US officials said they are probing what happened in Ankara, when a bomber wearing a suicide vest blew himself up at the first checkpoint on the perimeter of the embassy compound, killing a local Turkish security guard.

The bombing once again exposes the vulnerability of the army of 70,000 US diplomats -- many of whom operate in the world's hotspots -- an issue set to be one of the top priorities for incoming secretary of state John Kerry.

Kerry, who was to be sworn in at a private ceremony by Justice Elena Kagan later Friday, told the Boston Globe that he would begin working on diplomatic protection when he starts at 9:00 am (1300 GMT) Monday.

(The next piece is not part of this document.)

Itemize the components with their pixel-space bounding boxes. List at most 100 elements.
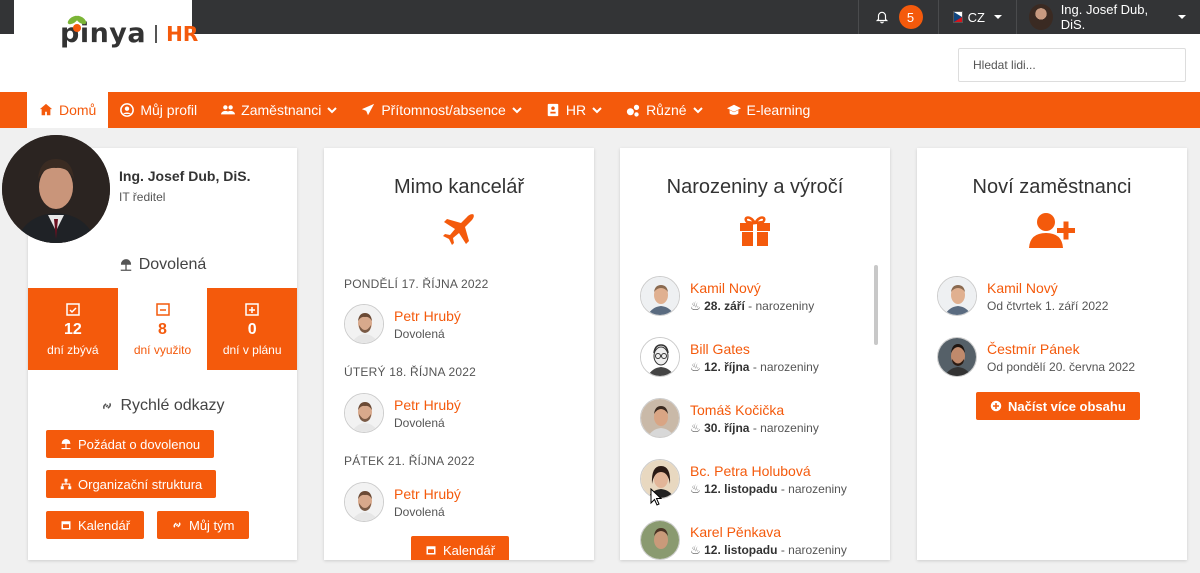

"There are certain things I intend to issue instructions on the minute I come in," Kerry told the leading daily paper in his home state of Massachusetts, where he served as a senator for 28 years.

"I won't go into the details, but Benghazi, embassy security, issues regarding some of the analysis that I want to track with respect to Iran, with respect to Syria. Trouble spots." Kerry also pointed to a "major meeting on Syria in the next few days," although it was not immediately clear whether he was just referring to talks being held at the Munich Security Conference.

Clinton won't return to politics
"I hearby resign as 67th secretary of state," Clinton told Obama in her letter of resignation, adding she was "proud of what we have accomplished together on behalf of the American people and in pursuit of our interests and values." She steps down with record popularity ratings of around 65 percent, and amid intense speculation that she could launch a second bid to be the nation's first woman president in the 2016 elections.

But so far Clinton has said she doesn't see herself returning to politics, saying instead she wants to work on advocacy and philanthropy and continue "the cause of my life," furthering the rights of women and girls.

Political analysts however say she could be the Democratic Party's best hope in four more years, and she would have good odds of breaking through that last glass ceiling.

"She is (a) more admired, less polarizing figure than she was in 2008," Democratic strategist Geoff Garin told National Public Radio.

"The political prospects are really quite good, and better than they were when she last ran for president." Kerry meanwhile revealed he would make his first foreign trip in February, but said he had no plans to beat Clinton's record of visiting 112 countries.

He also said Obama had asked him to replace Clinton a full week before US ambassador to the United Nations, Susan Rice, pulled out of the race.

Rice, who had been thought to be Obama's first choice for the post, had come under Republican fire for comments she made during the Benghazi maelstrom.